諸星氏は昨年6月の社長就任以来、同社がそれまで弱かったとされる国内パートナービジネスの強化にさまざまな面から取り組んできた。「パートナー・サポート・センター」(PSC)の設立、パートナーによる案件登録システムの推進、パートナーの発注と製品構成をサポートする「チャネル・エクスプレス」(CxP)の日本語での提供、などはその一例だ。結果、パートナー案件登録の売上は四半期連続で50%増という実績を上げている。

「顧客がEMCに期待するものが変わりつつある」と諸星氏は言う。その背景には「2つの要素がある。1つは従来からの"Simmetrix"などの大規模ユーザが、単にストレージを購入するだけでなく、ILM(formation Lifecycle Management: 情報ライフサイクル管理)を中心としたコンサルティングを求めていること。もう1つは"CLALiX"などのミッドレンジ/ローエンドモデルの需要が大幅に増えていること」(諸星氏)がある。現在、国内のストレージビジネスはSMB(中堅・中小企業)による受注が大きく伸びており、これまで大企業ユーザが中心だったEMCもミッドレンジ/ローエンドモデルへの注力を強めている。

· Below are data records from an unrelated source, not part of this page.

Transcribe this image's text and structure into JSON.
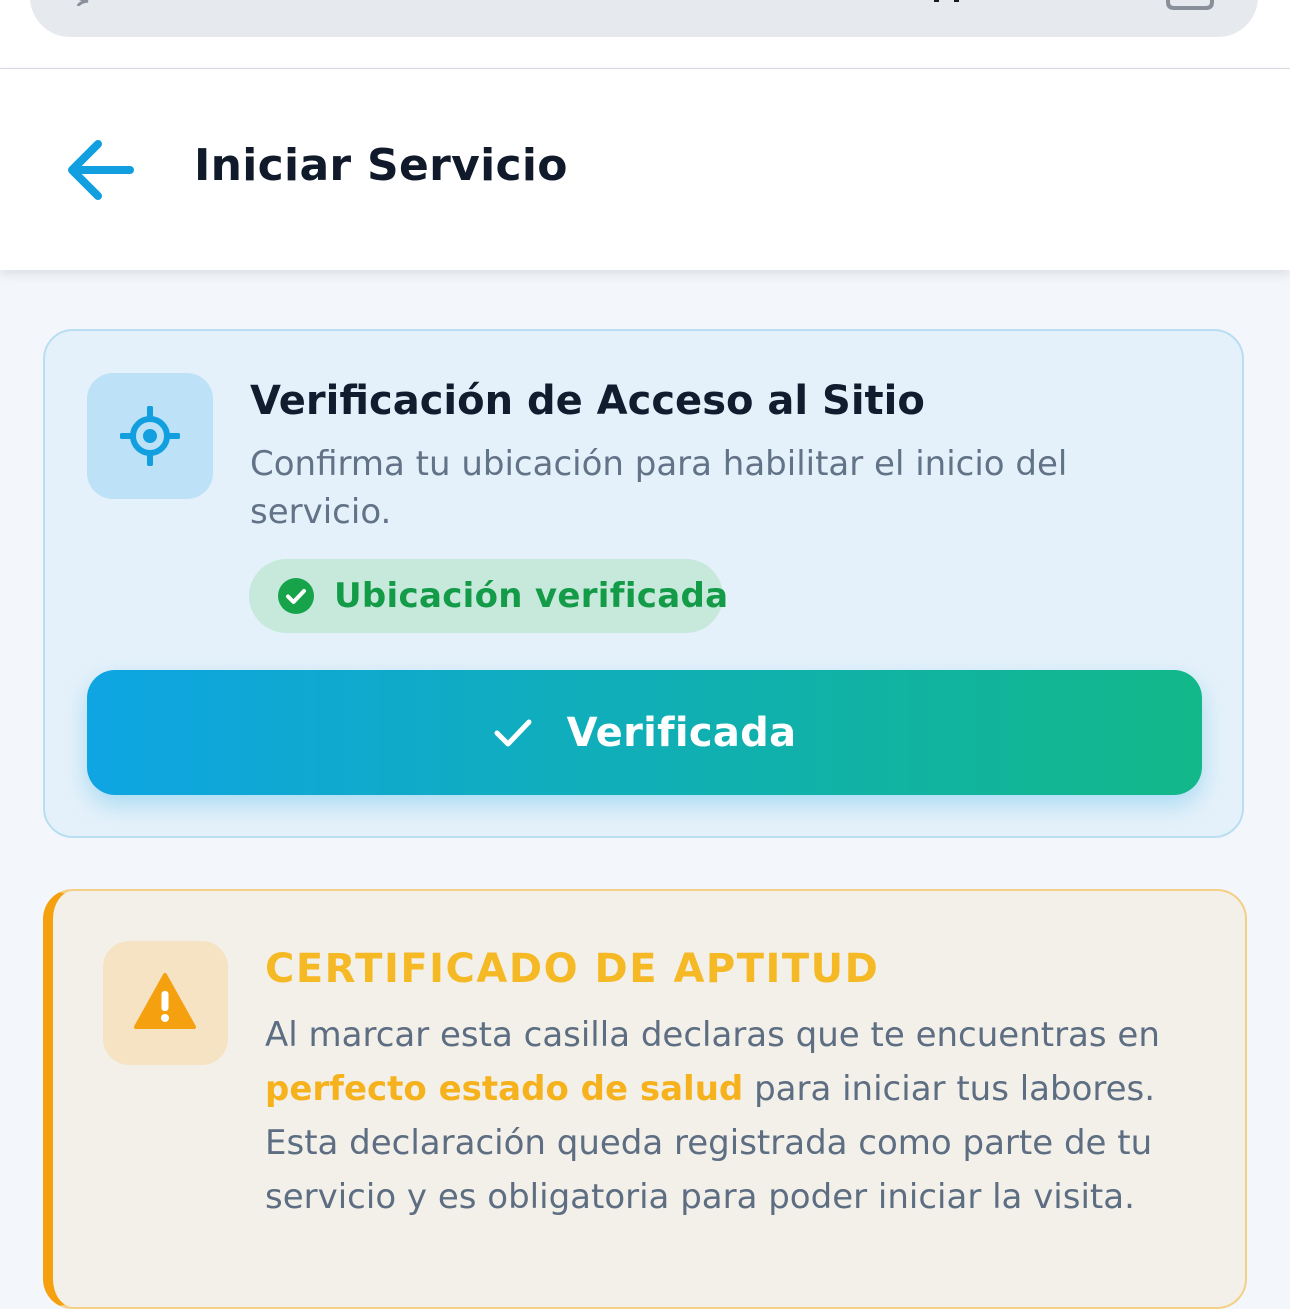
{
  "header": {
    "title": "Iniciar Servicio"
  },
  "verification": {
    "title": "Verificación de Acceso al Sitio",
    "description": "Confirma tu ubicación para habilitar el inicio del servicio.",
    "status": "Ubicación verificada",
    "button_label": "Verificada",
    "icon": "crosshair-icon"
  },
  "certificate": {
    "title": "CERTIFICADO DE APTITUD",
    "body_part1": "Al marcar esta casilla declaras que te encuentras en ",
    "body_highlight": "perfecto estado de salud",
    "body_part2": " para iniciar tus labores. Esta declaración queda registrada como parte de tu servicio y es obligatoria para poder iniciar la visita.",
    "icon": "warning-icon"
  },
  "colors": {
    "accent": "#0ea5e3",
    "success": "#139b48",
    "warning": "#f5a00e"
  }
}
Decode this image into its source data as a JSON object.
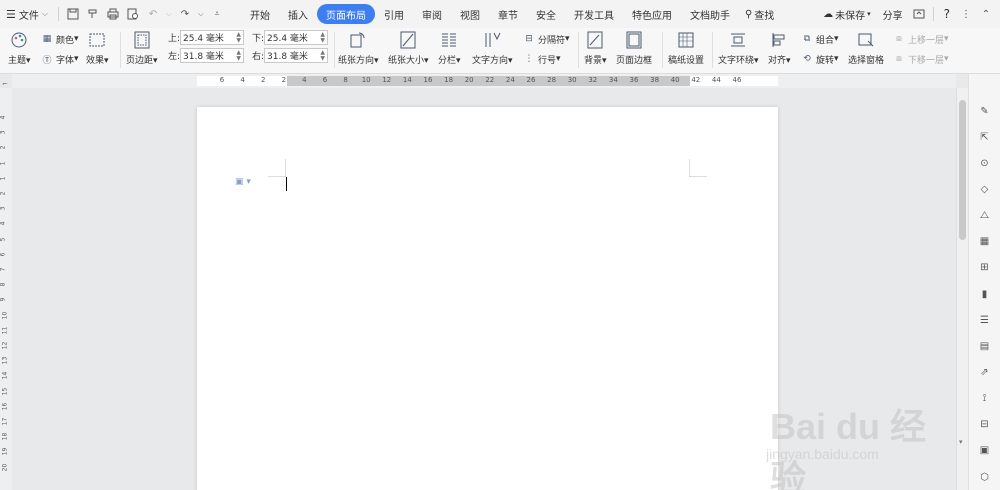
{
  "menubar": {
    "file_label": "文件",
    "tabs": [
      "开始",
      "插入",
      "页面布局",
      "引用",
      "审阅",
      "视图",
      "章节",
      "安全",
      "开发工具",
      "特色应用",
      "文档助手"
    ],
    "active_tab": "页面布局",
    "search_label": "查找",
    "unsaved_label": "未保存",
    "share_label": "分享",
    "help_label": "?"
  },
  "ribbon": {
    "theme_label": "主题",
    "color_label": "颜色",
    "font_label": "字体",
    "effect_label": "效果",
    "margin_label": "页边距",
    "top_label": "上:",
    "top_value": "25.4 毫米",
    "bottom_label": "下:",
    "bottom_value": "25.4 毫米",
    "left_label": "左:",
    "left_value": "31.8 毫米",
    "right_label": "右:",
    "right_value": "31.8 毫米",
    "orientation_label": "纸张方向",
    "size_label": "纸张大小",
    "columns_label": "分栏",
    "text_direction_label": "文字方向",
    "separator_label": "分隔符",
    "line_number_label": "行号",
    "background_label": "背景",
    "page_border_label": "页面边框",
    "manuscript_label": "稿纸设置",
    "wrap_label": "文字环绕",
    "align_label": "对齐",
    "group_label": "组合",
    "rotate_label": "旋转",
    "selection_pane_label": "选择窗格",
    "bring_forward_label": "上移一层",
    "send_backward_label": "下移一层"
  },
  "ruler": {
    "h_ticks": [
      "6",
      "4",
      "2",
      "2",
      "4",
      "6",
      "8",
      "10",
      "12",
      "14",
      "16",
      "18",
      "20",
      "22",
      "24",
      "26",
      "28",
      "30",
      "32",
      "34",
      "36",
      "38",
      "40",
      "42",
      "44",
      "46"
    ],
    "v_ticks": [
      "4",
      "3",
      "2",
      "1",
      "1",
      "2",
      "3",
      "4",
      "5",
      "6",
      "7",
      "8",
      "9",
      "10",
      "11",
      "12",
      "13",
      "14",
      "15",
      "16",
      "17",
      "18",
      "19",
      "20"
    ]
  },
  "watermark": {
    "main": "Bai du 经验",
    "sub": "jingyan.baidu.com"
  },
  "colors": {
    "accent": "#3d7ef0",
    "menubar_bg": "#f3f3f3",
    "ribbon_bg": "#f7f7f7",
    "canvas_bg": "#e8e9eb"
  }
}
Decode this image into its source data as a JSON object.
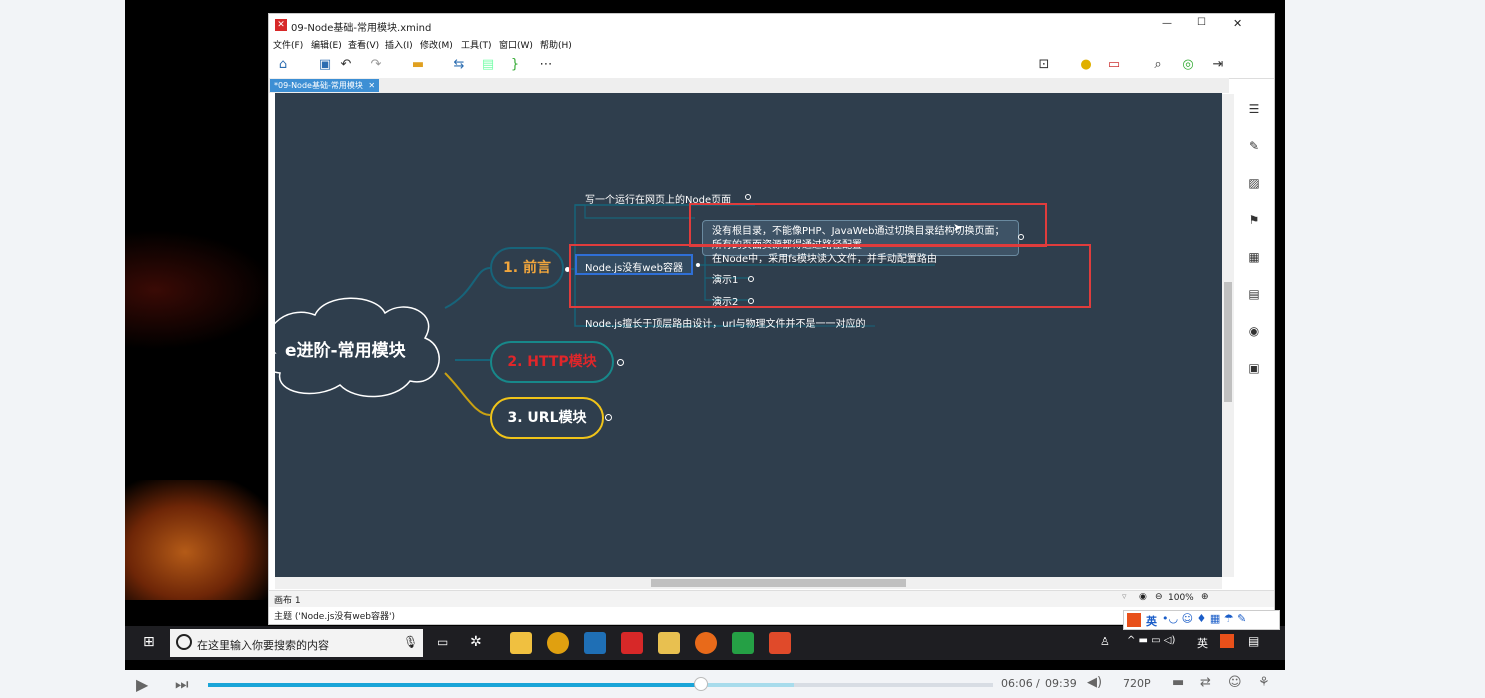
{
  "window": {
    "title": "09-Node基础-常用模块.xmind",
    "controls": {
      "minimize": "—",
      "maximize": "☐",
      "close": "✕"
    }
  },
  "menu": [
    "文件(F)",
    "编辑(E)",
    "查看(V)",
    "插入(I)",
    "修改(M)",
    "工具(T)",
    "窗口(W)",
    "帮助(H)"
  ],
  "tab": {
    "label": "*09-Node基础-常用模块",
    "close": "✕"
  },
  "mindmap": {
    "central": "e进阶-常用模块",
    "branch1": {
      "label": "1. 前言",
      "topic_top": "写一个运行在网页上的Node页面",
      "selected": "Node.js没有web容器",
      "note": "没有根目录，不能像PHP、JavaWeb通过切换目录结构切换页面；所有的页面资源都得通过路径配置",
      "sub1": "在Node中，采用fs模块读入文件，并手动配置路由",
      "sub2": "演示1",
      "sub3": "演示2",
      "topic_bottom": "Node.js擅长于顶层路由设计，url与物理文件并不是一一对应的"
    },
    "branch2": {
      "label": "2. HTTP模块"
    },
    "branch3": {
      "label": "3. URL模块"
    }
  },
  "status": {
    "sheet": "画布 1",
    "topic": "主题 ('Node.js没有web容器')",
    "zoom": "100%"
  },
  "taskbar": {
    "search_placeholder": "在这里输入你要搜索的内容"
  },
  "tray": {
    "ime": "英"
  },
  "player": {
    "current": "06:06",
    "separator": "/",
    "total": "09:39",
    "quality": "720P",
    "progress": 0.628,
    "buffered": 0.746
  },
  "colors": {
    "canvas": "#2f3e4d",
    "accent": "#3d8fd4",
    "branch1": "#f0a53c",
    "branch2": "#e0262a",
    "branch3": "#f0c419"
  }
}
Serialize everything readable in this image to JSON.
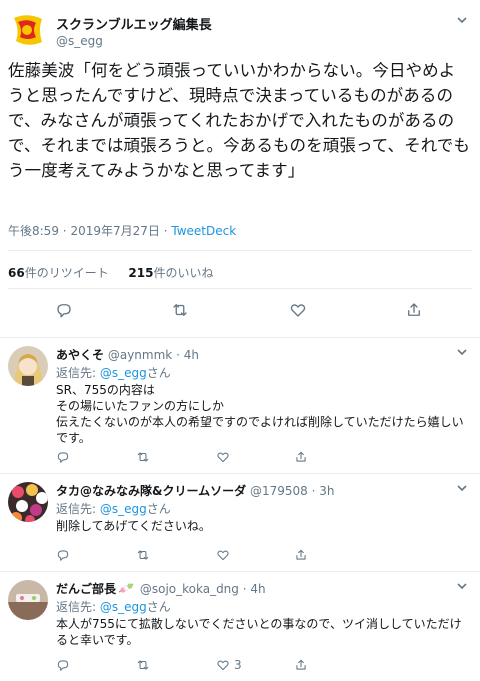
{
  "main_tweet": {
    "display_name": "スクランブルエッグ編集長",
    "handle": "@s_egg",
    "text": "佐藤美波「何をどう頑張っていいかわからない。今日やめようと思ったんですけど、現時点で決まっているものがあるので、みなさんが頑張ってくれたおかげで入れたものがあるので、それまでは頑張ろうと。今あるものを頑張って、それでもう一度考えてみようかなと思ってます」",
    "time": "午後8:59",
    "sep1": "·",
    "date": "2019年7月27日",
    "sep2": "·",
    "via": "TweetDeck",
    "retweet_count": "66",
    "retweet_label": "件のリツイート",
    "like_count": "215",
    "like_label": "件のいいね"
  },
  "replies": [
    {
      "display_name": "あやくそ",
      "handle": "@aynmmk",
      "dot": "·",
      "time": "4h",
      "reply_to_prefix": "返信先: ",
      "reply_to_handle": "@s_egg",
      "reply_to_suffix": "さん",
      "body_lines": [
        "SR、755の内容は",
        "その場にいたファンの方にしか",
        "伝えたくないのが本人の希望ですのでよければ削除していただけたら嬉しい",
        "です。"
      ],
      "retweets": "",
      "likes": ""
    },
    {
      "display_name": "タカ@なみなみ隊&クリームソーダ",
      "handle": "@179508",
      "dot": "·",
      "time": "3h",
      "reply_to_prefix": "返信先: ",
      "reply_to_handle": "@s_egg",
      "reply_to_suffix": "さん",
      "body_lines": [
        "削除してあげてくださいね。"
      ],
      "retweets": "",
      "likes": ""
    },
    {
      "display_name": "だんご部長",
      "handle": "@sojo_koka_dng",
      "dot": "·",
      "time": "4h",
      "reply_to_prefix": "返信先: ",
      "reply_to_handle": "@s_egg",
      "reply_to_suffix": "さん",
      "body_lines": [
        "本人が755にて拡散しないでくださいとの事なので、ツイ消ししていただけ",
        "ると幸いです。"
      ],
      "retweets": "",
      "likes": "3"
    }
  ],
  "colors": {
    "link": "#1b95e0",
    "secondary_text": "#657786",
    "divider": "#e6ecf0",
    "logo_yellow": "#f7c600",
    "logo_red": "#e0261b"
  },
  "icons": [
    "reply-icon",
    "retweet-icon",
    "like-icon",
    "share-icon",
    "chevron-down-icon"
  ]
}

EMCジャパンは国内販売の大部分をパートナー経由で行っている。SMB向けの案件が増えているとなれば、なおさらパートナーとの密な協力体制は欠かせない。今回のSLSC開設により、同社のパートナービジネス基盤強化はある一定の完成を見たと言っていいだろう。この基盤をもとに、新規顧客獲得に向け、さらなるビジネス機会の創出を狙いたいところだ。